Нам удалось подключить портативную радиостанцию к вышке в обход военных. Самодельная система работала на одном лишь честном слове и шифрование не позволяло слушать переговоры солдат, однако обычные волны поймать получилось. Эфир разрывался сообщениями, объявлениями и мольбами на самых разных языках со всего мира: русский, английский, немецкий, испанский, китайский и в один момент, даже, тибетский. Всю ночь мы переключали частоты, стараясь перевести осмысленные разговоры в симфонии из жутких помех. Первым относительно внятным, что мы поймали – был эфир, с самопальной радиостанции из Воркуты. Радиация до них пока не добралась, однако, температура за окном уже опустилась ниже нуля. Продукты в городе кончились неделю назад, начались грабежи и разбой. Бедняга рассказывала, что прилетела всего на неделю: погостить к родственникам. Оставила мужа с детьми дома, в столице. Её плач, её отчаяние. Никому не пожелаю услышать подобное… Но было и множество других: китаянка, вечно спорящая с каким-то мужчиной, сидя, судя по звуку, где-то в подземке; испанец-матрос, плывущий из Лиссабона в Сан-Луис на круизном корабле вместе с тремя тысячами беженцев; мужчина, читающий своим детям оригинал Гамлета, в подвале дома в Рейкьявике.
К утру нам удалось по крупицам собрать толику происходящего на руинах мира. Вся западная, южная и восточная Россия, Штаты, Европа, Китай, Индия и Аравия оказались полностью выжжены и затоплены радиацией. При том, самые разные языки называли настолько огромные цифры фона, что нахождение на улице, даже в защите, означало смертный приговор в течение нескольких часов. Нам действительно несказанно повезло, ведь за месяц радиация уже успела окутать половину центральной Азии, север Африки и Канаду. Южное полушарие, как и предполагалось, оказалось незатронутым основным катаклизмом. Двадцать миллионов беженцев шли пешком через Гватемалу и Панаму, ещё минимум пять спускалось по Африке и, наконец, сотни тысяч наших сограждан бежали на восток, надеясь обогнать заражение и достичь Охотского моря, откуда по слухам уплывали эвакуационные корабли в Индонезию. Вообще, слухов об эвакуации было неприлично много, но почти все они оставались непроверенными и опровергались другими вещателями. Кроме одного.
Переломным стал экстренный круглосуточный эфир из Таиланда, пойманный нами под самый рассвет. Благодаря нему стало окончательно понятно: на севере не выжить. Уже через несколько месяцев температура в полушарии опустится до минус тридцати, а на экваторе застынет в районе нуля. Выращивать еду и жить станет возможно лишь на юге, куда продолжит пробиваться достаточно света и тепла. И что важнее, мы узнали о первом достоверном пути спасения: десятки кораблей курсировали из Бангкока в Австралию и на острова. У нас впервые появилась конкретная цель, а значит – злополучная надежда.

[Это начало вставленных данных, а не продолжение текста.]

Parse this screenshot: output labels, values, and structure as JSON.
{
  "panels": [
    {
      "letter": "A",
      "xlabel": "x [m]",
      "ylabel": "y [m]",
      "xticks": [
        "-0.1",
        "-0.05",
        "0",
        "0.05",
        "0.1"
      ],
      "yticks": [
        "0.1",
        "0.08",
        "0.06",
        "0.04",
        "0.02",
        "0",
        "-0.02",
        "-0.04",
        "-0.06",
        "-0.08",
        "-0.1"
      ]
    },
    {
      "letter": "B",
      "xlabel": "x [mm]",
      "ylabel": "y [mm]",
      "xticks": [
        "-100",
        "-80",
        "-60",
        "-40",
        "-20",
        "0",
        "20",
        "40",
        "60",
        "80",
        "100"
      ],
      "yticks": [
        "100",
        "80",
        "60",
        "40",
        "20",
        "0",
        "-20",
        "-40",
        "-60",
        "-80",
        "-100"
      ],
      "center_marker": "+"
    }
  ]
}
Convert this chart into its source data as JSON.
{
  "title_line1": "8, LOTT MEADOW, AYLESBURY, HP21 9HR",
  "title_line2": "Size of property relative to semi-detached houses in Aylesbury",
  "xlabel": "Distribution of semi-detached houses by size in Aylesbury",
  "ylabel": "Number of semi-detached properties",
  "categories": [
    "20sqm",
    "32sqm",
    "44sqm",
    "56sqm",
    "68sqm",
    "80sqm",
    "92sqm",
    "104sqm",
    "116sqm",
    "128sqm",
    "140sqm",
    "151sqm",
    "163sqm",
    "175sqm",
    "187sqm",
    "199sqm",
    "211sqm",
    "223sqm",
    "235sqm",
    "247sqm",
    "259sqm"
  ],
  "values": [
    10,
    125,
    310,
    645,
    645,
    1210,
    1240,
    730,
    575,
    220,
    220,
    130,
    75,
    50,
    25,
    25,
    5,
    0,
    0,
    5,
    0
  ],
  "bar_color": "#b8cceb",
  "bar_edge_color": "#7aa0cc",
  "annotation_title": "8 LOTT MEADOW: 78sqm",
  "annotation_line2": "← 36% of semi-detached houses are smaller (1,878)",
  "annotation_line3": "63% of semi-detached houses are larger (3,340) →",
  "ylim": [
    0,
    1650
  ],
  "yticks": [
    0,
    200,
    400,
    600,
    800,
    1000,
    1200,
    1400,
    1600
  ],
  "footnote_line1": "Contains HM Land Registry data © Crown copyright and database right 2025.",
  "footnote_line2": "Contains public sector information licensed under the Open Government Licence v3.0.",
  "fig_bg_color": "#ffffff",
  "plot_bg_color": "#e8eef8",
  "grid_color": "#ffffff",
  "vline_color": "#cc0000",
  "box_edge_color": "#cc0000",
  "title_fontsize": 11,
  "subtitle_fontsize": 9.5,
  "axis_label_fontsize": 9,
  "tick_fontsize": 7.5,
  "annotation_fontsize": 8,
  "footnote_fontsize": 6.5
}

Надежда. Могущественное, опасное и коварное чувство, словно бушующий в старом камине огонь. Она растекается по венам, подобно наркотику, выбивает все сомнения и тревоги. А если переборщить – то её укол электрическим разрядом пронесётся сквозь мозг, заряжая чрезмерной уверенностью в собственную избранность. Она может дать силы в критический момент, но убивает столь же болезненно, как ломка. Хотел бы я, чтобы нами двигало более взвешенное чувство, но, к сожалению, выбирать не приходится.
21 июня, Н. Небоходов
***
Старый армейский грузовик трясся на просёлочной дороге – каждая выбоина отдавалась выстрелом в пояснице. На стыке рукава и проймы разошёлся шов, в спину поддувал влажный ветер. Николай убрал тетрадь в привычный карман. Рядом трое бойцов заливались смехом над какой-то совершенно нелепой историей сержанта, включавшей в себя гору выпивки и сотрясение мозга. А напротив врача сидел средних лет лейтенант, угрюмо изучая лес за обочиной.
– Док, вы же впервые на выезде? – офицер обратил внимание на Николая.

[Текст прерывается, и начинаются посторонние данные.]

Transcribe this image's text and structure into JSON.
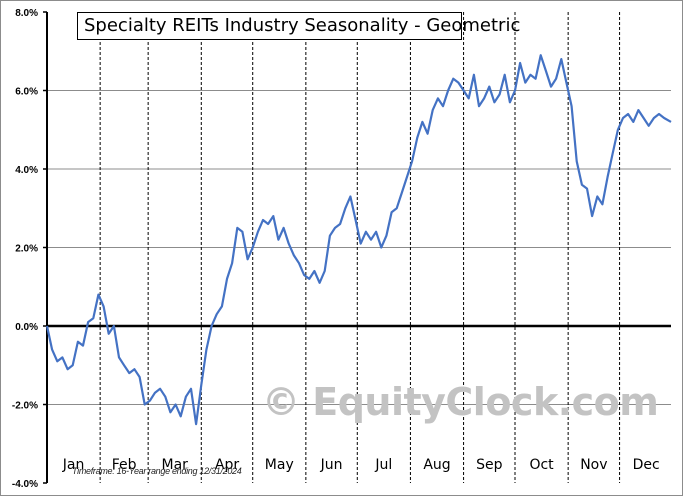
{
  "chart_data": {
    "type": "line",
    "title": "Specialty REITs Industry Seasonality - Geometric",
    "xlabel": "",
    "ylabel": "",
    "ylim": [
      -4.0,
      8.0
    ],
    "y_ticks": [
      "8.0%",
      "6.0%",
      "4.0%",
      "2.0%",
      "0.0%",
      "-2.0%",
      "-4.0%"
    ],
    "y_tick_values": [
      8,
      6,
      4,
      2,
      0,
      -2,
      -4
    ],
    "categories": [
      "Jan",
      "Feb",
      "Mar",
      "Apr",
      "May",
      "Jun",
      "Jul",
      "Aug",
      "Sep",
      "Oct",
      "Nov",
      "Dec"
    ],
    "grid": {
      "horizontal": true,
      "vertical_month_separators": true
    },
    "legend": "none",
    "annotations": [
      "Timeframe: 16-Year range ending 12/31/2024",
      "© EquityClock.com"
    ],
    "series": [
      {
        "name": "Specialty REITs Industry Seasonality - Geometric",
        "color": "#4472c4",
        "x_day_of_year": [
          1,
          4,
          7,
          10,
          13,
          16,
          19,
          22,
          25,
          28,
          31,
          34,
          37,
          40,
          43,
          46,
          49,
          52,
          55,
          58,
          61,
          64,
          67,
          70,
          73,
          76,
          79,
          82,
          85,
          88,
          91,
          94,
          97,
          100,
          103,
          106,
          109,
          112,
          115,
          118,
          121,
          124,
          127,
          130,
          133,
          136,
          139,
          142,
          145,
          148,
          151,
          154,
          157,
          160,
          163,
          166,
          169,
          172,
          175,
          178,
          181,
          184,
          187,
          190,
          193,
          196,
          199,
          202,
          205,
          208,
          211,
          214,
          217,
          220,
          223,
          226,
          229,
          232,
          235,
          238,
          241,
          244,
          247,
          250,
          253,
          256,
          259,
          262,
          265,
          268,
          271,
          274,
          277,
          280,
          283,
          286,
          289,
          292,
          295,
          298,
          301,
          304,
          307,
          310,
          313,
          316,
          319,
          322,
          325,
          328,
          331,
          334,
          337,
          340,
          343,
          346,
          349,
          352,
          355,
          358,
          361,
          365
        ],
        "values": [
          0.0,
          -0.6,
          -0.9,
          -0.8,
          -1.1,
          -1.0,
          -0.4,
          -0.5,
          0.1,
          0.2,
          0.8,
          0.5,
          -0.2,
          0.0,
          -0.8,
          -1.0,
          -1.2,
          -1.1,
          -1.3,
          -2.0,
          -1.9,
          -1.7,
          -1.6,
          -1.8,
          -2.2,
          -2.0,
          -2.3,
          -1.8,
          -1.6,
          -2.5,
          -1.5,
          -0.6,
          0.0,
          0.3,
          0.5,
          1.2,
          1.6,
          2.5,
          2.4,
          1.7,
          2.0,
          2.4,
          2.7,
          2.6,
          2.8,
          2.2,
          2.5,
          2.1,
          1.8,
          1.6,
          1.3,
          1.2,
          1.4,
          1.1,
          1.4,
          2.3,
          2.5,
          2.6,
          3.0,
          3.3,
          2.7,
          2.1,
          2.4,
          2.2,
          2.4,
          2.0,
          2.3,
          2.9,
          3.0,
          3.4,
          3.8,
          4.2,
          4.8,
          5.2,
          4.9,
          5.5,
          5.8,
          5.6,
          6.0,
          6.3,
          6.2,
          6.0,
          5.8,
          6.4,
          5.6,
          5.8,
          6.1,
          5.7,
          5.9,
          6.4,
          5.7,
          6.0,
          6.7,
          6.2,
          6.4,
          6.3,
          6.9,
          6.5,
          6.1,
          6.3,
          6.8,
          6.2,
          5.6,
          4.2,
          3.6,
          3.5,
          2.8,
          3.3,
          3.1,
          3.8,
          4.4,
          5.0,
          5.3,
          5.4,
          5.2,
          5.5,
          5.3,
          5.1,
          5.3,
          5.4,
          5.3,
          5.2
        ]
      }
    ]
  },
  "chart": {
    "title": "Specialty REITs Industry Seasonality - Geometric",
    "timeframe": "Timeframe: 16-Year range ending 12/31/2024",
    "watermark": "© EquityClock.com",
    "line_color": "#4472c4"
  }
}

– Угу, – буркнул врач, глядя на оставляемую колёсами колею. – А что? У вас принято разыгрывать новичков?
По салону прокатился смешок: сержант перескочил на новую небылицу о тайном подпольном боксёрском клубе во время его срочной службы.
– Вы разве не должны быть в лазарете? – в голосе лейтенанта проскользнула недоверчивая осторожность. – Слышал, с пациентами что-то серьёзное.
– А ваш сержант разве не должны быть на гауптвахте за свою пальбу?
– По возвращению – сразу туда и отправится.
– Вот и я, по возвращению тут же на работу, – беседовать не было никакого желания, все мысли занимали волнения о грядущих поисках потенциальных лекарств.
– Полковник предупреждал, что с вами могут быть проблемы. Мне есть о чём переживать?